TOPEKA, Kan. (AP) — Gov. Sam Brownback and Kansas legislative leaders are regrouping after the proposed 2013 federal budget failed to include construction dollars for a new biosecurity lab, raising questions about the project's future.
President Barack Obama's 2013 budget proposal put no new money in for building the National Bio- and Agro-Defense Facility in Manhattan near Kansas State University. In fact, the budget recommendation requires the Department of Homeland Security to reassess the project, its scope and alternatives.
The news was a setback for Kansas leaders who see the new $650 million research lab as the crown jewel of the state's efforts to be a world leader in animal health research and related industries. The project would replace an aging facility at Plum Island, N.Y. Suggestions are circulating the Statehouse that Topeka may have to step up to fund the lab if Washington is unable in the coming years.
"It's going to be a fight. That's the nature of what it's going to be," Brownback said. "I think we're going to get this done. It's going to be difficult as we work through the process. This is going to be an ongoing discussion, the top of everybody's list for the state of Kansas."
Brownback was on the phone with DHS Secretary Janet Napolitano and U.S. Department of Agriculture Secretary Tom Vilsack to win assurances that the administration was still intent on building the NBAF and that the reassessment had nothing to do with building the lab in Kansas and everything to do with money.
Kansas has already transferred land to DHS for the project, which has been cleared, and authorized $105 million in bonds to pay for construction of a central utility plant.
Senate President Steve Morris, one of the biggest supporters of the project in the Legislature, said he had discussions with Brownback last week about what Kansas might do to keep the NBAF on track. Morris declined to give details about those talks, but isn't ready to rule out any funding sources.
Morris, a Hugoton Republican, said he doesn't "have a problem doing what we need to do, if it's increasing our debt level modestly."
"NBAF is so important that we need to consider every viable alternative to make sure it goes forward," he said.
There's no additional money that the state could spend in this year's budget, but House Speaker Mike O'Neal said bonding could be part of the solution. No one is willing to say how much of the $650 million price tag the state would be willing to pick up.

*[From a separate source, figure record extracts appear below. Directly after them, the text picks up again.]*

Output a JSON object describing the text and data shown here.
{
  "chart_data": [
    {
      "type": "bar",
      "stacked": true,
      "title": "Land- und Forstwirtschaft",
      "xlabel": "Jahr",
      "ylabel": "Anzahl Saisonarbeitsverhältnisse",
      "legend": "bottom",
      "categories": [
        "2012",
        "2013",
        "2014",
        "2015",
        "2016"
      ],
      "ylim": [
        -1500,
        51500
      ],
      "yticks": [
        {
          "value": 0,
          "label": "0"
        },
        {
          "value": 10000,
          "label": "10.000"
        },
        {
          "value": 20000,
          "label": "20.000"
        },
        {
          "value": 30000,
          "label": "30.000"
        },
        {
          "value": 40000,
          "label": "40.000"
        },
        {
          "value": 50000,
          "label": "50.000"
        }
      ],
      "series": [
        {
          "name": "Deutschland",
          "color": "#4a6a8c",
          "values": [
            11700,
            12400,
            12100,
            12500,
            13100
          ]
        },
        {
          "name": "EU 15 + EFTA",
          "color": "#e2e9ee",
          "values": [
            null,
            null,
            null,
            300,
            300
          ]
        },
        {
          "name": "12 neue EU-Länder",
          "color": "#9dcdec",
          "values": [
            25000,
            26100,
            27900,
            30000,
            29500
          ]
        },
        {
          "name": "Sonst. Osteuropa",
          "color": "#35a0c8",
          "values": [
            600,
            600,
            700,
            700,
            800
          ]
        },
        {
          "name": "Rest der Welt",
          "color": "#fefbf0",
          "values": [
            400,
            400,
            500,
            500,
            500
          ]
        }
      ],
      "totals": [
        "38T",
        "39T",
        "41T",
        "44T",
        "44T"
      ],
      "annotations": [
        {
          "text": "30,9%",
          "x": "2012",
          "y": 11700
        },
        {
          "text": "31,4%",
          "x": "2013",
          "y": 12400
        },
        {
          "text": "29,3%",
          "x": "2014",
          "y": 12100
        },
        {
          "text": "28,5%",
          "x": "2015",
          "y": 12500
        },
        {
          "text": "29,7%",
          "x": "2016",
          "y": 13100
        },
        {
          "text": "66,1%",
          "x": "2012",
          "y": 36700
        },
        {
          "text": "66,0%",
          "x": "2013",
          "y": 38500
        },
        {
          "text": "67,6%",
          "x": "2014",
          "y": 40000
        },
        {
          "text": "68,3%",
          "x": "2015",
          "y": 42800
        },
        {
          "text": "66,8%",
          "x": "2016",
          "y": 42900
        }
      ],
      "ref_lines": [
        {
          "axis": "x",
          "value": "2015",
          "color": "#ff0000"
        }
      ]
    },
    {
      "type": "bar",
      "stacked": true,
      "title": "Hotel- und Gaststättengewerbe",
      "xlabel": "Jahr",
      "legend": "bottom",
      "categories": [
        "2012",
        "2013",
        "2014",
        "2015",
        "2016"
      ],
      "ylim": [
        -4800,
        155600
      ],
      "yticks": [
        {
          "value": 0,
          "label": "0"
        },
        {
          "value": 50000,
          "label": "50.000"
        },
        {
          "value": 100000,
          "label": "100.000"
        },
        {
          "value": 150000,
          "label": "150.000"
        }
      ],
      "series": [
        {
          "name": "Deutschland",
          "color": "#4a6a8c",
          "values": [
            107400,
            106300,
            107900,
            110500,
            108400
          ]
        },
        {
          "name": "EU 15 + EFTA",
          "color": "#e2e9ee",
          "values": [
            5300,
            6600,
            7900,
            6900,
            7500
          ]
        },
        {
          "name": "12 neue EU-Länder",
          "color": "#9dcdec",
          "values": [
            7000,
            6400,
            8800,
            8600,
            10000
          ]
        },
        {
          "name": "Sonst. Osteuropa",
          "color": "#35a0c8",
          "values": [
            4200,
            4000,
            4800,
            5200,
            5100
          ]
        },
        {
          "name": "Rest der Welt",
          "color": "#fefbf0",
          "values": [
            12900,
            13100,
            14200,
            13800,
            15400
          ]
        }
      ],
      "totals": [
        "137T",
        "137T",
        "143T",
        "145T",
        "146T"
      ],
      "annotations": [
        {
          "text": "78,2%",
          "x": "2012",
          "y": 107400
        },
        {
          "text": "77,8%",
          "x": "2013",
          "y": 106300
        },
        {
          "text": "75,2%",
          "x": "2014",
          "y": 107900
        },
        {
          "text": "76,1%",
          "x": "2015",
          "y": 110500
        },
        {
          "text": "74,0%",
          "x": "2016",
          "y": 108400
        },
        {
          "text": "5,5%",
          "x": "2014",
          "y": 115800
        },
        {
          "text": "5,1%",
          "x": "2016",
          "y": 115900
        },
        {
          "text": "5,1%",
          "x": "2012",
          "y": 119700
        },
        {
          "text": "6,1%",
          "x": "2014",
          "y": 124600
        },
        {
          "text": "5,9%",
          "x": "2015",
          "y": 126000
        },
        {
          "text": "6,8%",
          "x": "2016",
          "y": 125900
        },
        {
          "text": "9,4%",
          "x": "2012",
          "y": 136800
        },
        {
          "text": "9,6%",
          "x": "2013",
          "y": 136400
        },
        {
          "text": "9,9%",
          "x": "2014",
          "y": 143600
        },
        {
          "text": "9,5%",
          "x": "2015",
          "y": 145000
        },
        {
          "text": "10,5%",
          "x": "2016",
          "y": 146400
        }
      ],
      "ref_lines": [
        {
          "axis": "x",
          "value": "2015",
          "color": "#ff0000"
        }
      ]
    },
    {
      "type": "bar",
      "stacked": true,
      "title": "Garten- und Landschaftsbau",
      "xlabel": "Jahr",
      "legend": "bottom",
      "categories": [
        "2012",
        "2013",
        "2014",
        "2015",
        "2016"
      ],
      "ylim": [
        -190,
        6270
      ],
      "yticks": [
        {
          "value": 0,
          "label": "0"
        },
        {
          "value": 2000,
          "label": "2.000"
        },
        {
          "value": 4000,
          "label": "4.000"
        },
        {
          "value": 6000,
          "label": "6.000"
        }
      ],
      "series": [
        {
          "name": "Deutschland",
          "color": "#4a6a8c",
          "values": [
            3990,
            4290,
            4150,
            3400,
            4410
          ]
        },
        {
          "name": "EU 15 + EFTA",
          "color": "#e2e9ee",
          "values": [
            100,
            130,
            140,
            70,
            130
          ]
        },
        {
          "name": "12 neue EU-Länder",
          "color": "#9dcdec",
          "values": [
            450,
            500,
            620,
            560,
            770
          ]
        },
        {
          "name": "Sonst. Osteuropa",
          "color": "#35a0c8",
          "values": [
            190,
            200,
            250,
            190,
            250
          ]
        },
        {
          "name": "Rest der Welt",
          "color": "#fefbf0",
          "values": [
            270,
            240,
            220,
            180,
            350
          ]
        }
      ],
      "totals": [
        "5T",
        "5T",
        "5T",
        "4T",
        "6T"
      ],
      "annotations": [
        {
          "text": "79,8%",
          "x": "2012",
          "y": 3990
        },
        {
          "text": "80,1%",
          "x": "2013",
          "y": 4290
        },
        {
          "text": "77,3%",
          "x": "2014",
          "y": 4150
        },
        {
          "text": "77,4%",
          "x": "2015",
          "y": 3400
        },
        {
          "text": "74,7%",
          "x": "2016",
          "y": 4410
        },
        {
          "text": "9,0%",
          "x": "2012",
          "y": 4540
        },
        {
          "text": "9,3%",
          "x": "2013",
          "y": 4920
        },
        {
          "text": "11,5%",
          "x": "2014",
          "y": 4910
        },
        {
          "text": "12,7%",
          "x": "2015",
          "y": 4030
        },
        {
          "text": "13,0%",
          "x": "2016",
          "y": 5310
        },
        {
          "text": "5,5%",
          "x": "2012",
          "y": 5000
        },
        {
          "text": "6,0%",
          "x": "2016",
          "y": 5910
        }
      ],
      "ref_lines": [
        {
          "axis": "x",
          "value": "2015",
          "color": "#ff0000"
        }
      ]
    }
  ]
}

"I'm all for looking at other alternatives in light of the fact that the feds aren't being very kind right now," said O'Neal, a Hutchinson Republican. "I'm with the governor. I think the thing gets built (as planned) or built with a different financing scheme."
The lab is expected to be the western anchor of the so-called Animal Health Corridor stretching from Kansas State to the University of Missouri in Columbia. The corridor consists of hundreds of animal health companies researching and developing the latest and best advancements in livestock production.
Kansas has banked on the NBAF serving as a global magnet for increased bioscience activity along the corridor for the next 25 years or more.
Kansas overcame several challenges to win the NBAF project. It was competing with other states with much more political clout, including Texas, where President George W. Bush had been governor and many felt the lab would be awarded.
But Kansas was chosen because of its proximity to cattle, a research institution and the growing animal health and bioscience industry. State officials contend they didn't offer more to DHS for the project monetarily, but they had the intangibles that made it more attractive.
Critics haven't relented since 2010 and they continue to pick flaws with the Kansas selection in risk assessments presented by the National Academy of Sciences. A second report is under review and expected to be released this spring or summer.
Republican Sen. Pat Roberts, whose name is on the building housing Kansas State's Biosecurity Research Institute, said this past week in Washington during a Senate Agriculture Committee meeting that he was confident that any concerns about the NBAF's safety would be addressed during the design process. He also said Kansas would look at alternatives for funding.
Senate Minority Leader Anthony Hensley said it was ironic that the Kansas congressional delegation — all Republicans — were upset with Obama's budget when they have been "beating the drum" for him to cut federal spending since he took office.
"I don't think it should come as any surprise that the president's going to try to balance the budget and there are certain things that he's going to do," said Hensley, a Topeka Democrat. "Certainly, the decision that the administration made is one at some point that we hope will be reversed, but they have their own budget problems."
Hensley said Kansas has been a partner with the federal government in past projects and he would support doing that again with the NBAF should it come to that.
"We certainly want to be a partner in this. It would just depend on how much and what the proposal would be," Hensley said.
Morris said the Obama administration is being "short-sighted" in delaying funding and construction of the NBAF, adding that the need for a research facility of this magnitude is important for the nation's food safety and to protect public health.
"Cost and scope is all relative. Can you put a cost on people's health?" Morris said.